Another example: If you can’t see it, it doesn’t exist. That includes fairies, elves, demons and gods. In my early 20s at the time and in full rebellion against the teachings of my Christian upbringing, I gladly embraced this idea. After all, if there was no all-seeing, goody-two-shoes God to judge me, I could do whatever I pleased. Which may explain why I never bothered to ask my professors, “But what about love and hate? Selfishness and sacrifice? Courage and fear? We can’t see things like these, either, but we know they exist.”
I must have missed the lecture on critical thinking.
At any rate, that’s what universities were teaching Wannabe Reporters as far back as the 1970s. Which probably explains a lot about the current state of journalism.
But I did pick up one interesting and most likely truthful concept in college: the idea of cognitive dissonance.

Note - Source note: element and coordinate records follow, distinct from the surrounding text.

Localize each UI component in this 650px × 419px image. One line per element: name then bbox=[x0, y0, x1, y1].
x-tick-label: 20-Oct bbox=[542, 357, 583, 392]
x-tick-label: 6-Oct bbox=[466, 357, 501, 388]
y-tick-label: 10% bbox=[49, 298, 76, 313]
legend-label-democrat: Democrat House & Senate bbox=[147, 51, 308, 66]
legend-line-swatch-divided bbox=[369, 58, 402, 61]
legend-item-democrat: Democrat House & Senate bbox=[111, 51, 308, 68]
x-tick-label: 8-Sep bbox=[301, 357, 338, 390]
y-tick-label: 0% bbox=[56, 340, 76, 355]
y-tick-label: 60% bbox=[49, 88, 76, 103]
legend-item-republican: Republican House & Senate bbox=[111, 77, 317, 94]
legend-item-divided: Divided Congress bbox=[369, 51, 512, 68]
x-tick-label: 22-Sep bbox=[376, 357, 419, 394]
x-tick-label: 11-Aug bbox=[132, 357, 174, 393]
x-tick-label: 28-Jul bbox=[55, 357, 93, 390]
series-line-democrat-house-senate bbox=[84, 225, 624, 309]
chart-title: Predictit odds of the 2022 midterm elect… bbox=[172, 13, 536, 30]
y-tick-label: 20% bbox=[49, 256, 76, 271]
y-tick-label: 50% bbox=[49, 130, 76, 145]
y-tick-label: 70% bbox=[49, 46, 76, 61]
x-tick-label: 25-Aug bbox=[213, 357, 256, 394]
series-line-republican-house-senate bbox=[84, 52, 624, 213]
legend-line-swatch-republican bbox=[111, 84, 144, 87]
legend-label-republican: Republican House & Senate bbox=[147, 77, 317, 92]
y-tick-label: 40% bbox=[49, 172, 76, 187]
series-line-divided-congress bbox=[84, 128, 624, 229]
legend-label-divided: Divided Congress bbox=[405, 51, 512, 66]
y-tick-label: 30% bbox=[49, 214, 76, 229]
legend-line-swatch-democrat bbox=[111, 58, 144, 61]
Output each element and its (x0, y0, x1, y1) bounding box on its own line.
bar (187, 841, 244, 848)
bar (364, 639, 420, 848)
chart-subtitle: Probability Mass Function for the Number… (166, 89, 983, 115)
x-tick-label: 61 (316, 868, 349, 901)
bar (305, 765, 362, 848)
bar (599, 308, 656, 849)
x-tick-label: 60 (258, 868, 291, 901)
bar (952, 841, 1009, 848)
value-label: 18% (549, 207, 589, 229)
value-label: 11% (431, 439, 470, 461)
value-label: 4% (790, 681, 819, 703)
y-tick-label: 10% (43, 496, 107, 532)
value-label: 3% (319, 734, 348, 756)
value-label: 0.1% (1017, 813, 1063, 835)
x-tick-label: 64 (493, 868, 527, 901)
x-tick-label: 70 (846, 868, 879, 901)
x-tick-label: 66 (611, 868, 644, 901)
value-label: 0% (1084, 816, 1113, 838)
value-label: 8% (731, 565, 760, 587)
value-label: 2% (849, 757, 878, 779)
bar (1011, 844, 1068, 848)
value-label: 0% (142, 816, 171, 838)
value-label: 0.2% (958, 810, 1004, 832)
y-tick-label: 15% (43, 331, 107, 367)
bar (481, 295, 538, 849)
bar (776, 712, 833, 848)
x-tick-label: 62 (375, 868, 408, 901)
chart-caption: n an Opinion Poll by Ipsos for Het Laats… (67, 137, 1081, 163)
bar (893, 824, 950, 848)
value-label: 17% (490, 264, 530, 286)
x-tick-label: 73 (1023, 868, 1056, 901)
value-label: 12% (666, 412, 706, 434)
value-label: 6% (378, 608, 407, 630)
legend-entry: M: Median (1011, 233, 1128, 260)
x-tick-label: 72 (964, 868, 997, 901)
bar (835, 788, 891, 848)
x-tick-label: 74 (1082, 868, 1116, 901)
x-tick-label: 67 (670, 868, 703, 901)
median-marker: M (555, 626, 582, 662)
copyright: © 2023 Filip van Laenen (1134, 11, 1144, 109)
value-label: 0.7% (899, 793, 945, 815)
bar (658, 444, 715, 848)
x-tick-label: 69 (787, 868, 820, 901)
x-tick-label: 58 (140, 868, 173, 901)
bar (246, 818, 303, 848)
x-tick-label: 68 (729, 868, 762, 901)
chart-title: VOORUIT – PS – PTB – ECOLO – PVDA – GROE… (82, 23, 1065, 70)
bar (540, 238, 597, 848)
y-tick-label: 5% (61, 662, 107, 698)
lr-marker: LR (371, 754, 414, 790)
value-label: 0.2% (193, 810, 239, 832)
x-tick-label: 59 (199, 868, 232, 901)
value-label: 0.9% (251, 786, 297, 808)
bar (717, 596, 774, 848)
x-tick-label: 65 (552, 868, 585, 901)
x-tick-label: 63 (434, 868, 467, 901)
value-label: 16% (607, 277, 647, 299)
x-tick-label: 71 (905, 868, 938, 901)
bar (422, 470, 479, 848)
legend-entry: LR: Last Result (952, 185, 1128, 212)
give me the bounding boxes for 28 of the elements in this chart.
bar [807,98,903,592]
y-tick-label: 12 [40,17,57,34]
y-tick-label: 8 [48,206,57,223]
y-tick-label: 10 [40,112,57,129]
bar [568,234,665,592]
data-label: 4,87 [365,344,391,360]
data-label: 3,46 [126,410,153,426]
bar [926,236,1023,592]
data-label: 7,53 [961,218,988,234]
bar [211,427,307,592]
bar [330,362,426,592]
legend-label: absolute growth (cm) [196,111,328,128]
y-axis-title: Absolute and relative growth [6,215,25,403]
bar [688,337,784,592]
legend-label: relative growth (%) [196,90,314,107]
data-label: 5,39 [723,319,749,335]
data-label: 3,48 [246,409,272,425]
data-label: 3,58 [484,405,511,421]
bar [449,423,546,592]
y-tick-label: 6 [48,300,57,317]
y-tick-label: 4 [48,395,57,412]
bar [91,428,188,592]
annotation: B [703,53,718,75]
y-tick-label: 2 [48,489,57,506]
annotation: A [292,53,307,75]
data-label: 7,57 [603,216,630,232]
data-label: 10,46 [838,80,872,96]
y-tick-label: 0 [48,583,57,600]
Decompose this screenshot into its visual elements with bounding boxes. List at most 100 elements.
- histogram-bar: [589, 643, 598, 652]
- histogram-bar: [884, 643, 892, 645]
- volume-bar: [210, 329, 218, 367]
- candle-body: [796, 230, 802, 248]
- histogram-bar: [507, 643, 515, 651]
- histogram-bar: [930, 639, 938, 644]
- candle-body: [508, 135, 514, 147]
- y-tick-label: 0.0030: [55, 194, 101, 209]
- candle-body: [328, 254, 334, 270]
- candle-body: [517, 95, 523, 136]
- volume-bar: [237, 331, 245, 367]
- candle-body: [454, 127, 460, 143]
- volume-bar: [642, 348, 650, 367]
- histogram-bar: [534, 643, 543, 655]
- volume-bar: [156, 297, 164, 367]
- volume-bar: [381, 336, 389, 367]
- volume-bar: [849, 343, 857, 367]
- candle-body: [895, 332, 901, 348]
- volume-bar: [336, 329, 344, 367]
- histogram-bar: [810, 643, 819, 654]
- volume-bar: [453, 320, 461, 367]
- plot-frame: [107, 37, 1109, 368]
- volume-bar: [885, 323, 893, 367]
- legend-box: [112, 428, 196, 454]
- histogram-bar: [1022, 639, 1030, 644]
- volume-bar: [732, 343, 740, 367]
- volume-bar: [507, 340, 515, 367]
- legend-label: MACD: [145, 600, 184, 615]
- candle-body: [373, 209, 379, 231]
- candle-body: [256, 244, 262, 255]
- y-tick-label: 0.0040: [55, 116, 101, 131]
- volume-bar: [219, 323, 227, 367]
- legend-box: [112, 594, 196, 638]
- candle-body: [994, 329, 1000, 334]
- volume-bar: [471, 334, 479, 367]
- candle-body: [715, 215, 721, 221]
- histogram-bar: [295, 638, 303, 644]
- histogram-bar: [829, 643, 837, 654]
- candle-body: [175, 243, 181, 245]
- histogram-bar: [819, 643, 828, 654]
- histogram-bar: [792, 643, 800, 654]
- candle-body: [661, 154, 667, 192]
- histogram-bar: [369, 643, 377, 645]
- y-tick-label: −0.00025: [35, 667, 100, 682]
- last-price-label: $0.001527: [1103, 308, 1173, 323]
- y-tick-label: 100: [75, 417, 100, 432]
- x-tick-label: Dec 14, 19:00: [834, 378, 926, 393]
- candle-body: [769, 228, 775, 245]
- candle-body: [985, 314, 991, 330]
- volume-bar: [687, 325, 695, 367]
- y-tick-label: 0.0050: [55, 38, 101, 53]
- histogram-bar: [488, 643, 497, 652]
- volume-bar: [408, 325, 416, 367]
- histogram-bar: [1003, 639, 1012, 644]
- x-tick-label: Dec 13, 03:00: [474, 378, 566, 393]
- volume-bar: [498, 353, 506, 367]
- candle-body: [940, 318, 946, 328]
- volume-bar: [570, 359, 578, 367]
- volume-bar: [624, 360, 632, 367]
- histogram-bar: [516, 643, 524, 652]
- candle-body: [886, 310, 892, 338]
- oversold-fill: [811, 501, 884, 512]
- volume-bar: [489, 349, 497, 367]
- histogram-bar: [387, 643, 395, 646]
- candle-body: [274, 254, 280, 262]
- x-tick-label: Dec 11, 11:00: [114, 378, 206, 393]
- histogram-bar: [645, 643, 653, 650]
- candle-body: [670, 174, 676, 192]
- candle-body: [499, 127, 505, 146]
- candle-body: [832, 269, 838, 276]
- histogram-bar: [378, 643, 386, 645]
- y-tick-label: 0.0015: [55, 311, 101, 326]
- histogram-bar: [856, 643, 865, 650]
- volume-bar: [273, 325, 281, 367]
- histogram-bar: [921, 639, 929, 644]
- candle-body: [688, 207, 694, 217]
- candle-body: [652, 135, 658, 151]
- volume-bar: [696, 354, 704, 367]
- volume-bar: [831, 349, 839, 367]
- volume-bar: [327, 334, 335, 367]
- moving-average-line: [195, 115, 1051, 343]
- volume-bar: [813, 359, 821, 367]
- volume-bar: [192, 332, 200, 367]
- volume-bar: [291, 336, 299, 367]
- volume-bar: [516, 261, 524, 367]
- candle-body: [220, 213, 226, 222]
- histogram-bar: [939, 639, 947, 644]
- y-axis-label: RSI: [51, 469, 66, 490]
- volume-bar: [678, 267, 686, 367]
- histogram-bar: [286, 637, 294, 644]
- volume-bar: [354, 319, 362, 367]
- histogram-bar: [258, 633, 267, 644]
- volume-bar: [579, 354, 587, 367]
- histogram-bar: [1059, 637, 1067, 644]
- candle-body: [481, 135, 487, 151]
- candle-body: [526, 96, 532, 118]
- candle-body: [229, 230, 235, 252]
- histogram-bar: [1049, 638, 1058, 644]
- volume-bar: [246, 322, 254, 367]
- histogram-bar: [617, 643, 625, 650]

Here’s a good description of the phenomenon, compliments of Encyclopedia Britannica: Cognitive dissonance is “the mental conflict that occurs when beliefs or assumptions are contradicted by new information. The unease or tension that the conflict arouses in people is relieved by one of several defensive maneuvers: they reject, explain away, or avoid the new information; persuade themselves that no conflict really exists; reconcile the differences; or resort to any other defensive means of preserving stability or order in their conceptions of the world and of themselves.”
Or maybe they simply go mad.
I think cognitive dissonance must be epidemic in the western world today. I’ve never before heard so many people trying to justify the unjustifiable in a vain attempt to squelch mental conflict.
This is what happens when we refuse to recognize an absolute standard of right and wrong and instead consult our own desires. The Bible describes it as doing what seems right in our own eyes. Often, the result is cognitive dissonance – at least at first, until our hearts become so hardened that we are able to bury such conflict under mountains of excuses and distractions.
Happily, there is a worldview that eliminates this problem, requiring absolutely no mental gymnastics to ensure peace under any circumstances. That worldview is biblical Christianity.
Biblical Christianity makes it easy to know which path to follow in any situation. There’s no need for guesswork; God has provided us with all the answers in His word.
“It’s in the Book,” my friend Pam has been known to say. “If you want to know what’s right, just look in the Book!”
Does your boss want you to fudge your hours in order to pad a client’s bill? “You shall not bear false witness” (Exodus 20:16). Are you tempted to cheat on your taxes? “Render to Caesar the things which are Caesar’s” (Mark 12:17). Feeling unhappy with your neighbor for pointing out, quite rightly, that your lawn could use a good mowing? “Whoever is angry with his brother without a cause shall be in danger of the judgment” (Matthew 5:22).
And so on. I don’t imagine there’s an issue in this world that the Bible will not resolve for us, if we can only be bothered to study and follow its advice.
Christianity doesn’t protect us from life’s problems. But it sure does put an end to cognitive dissonance. I’m grateful to my alma mater for alerting me to this phenomenon, and to the Lord for wiping it out of His children’s lives.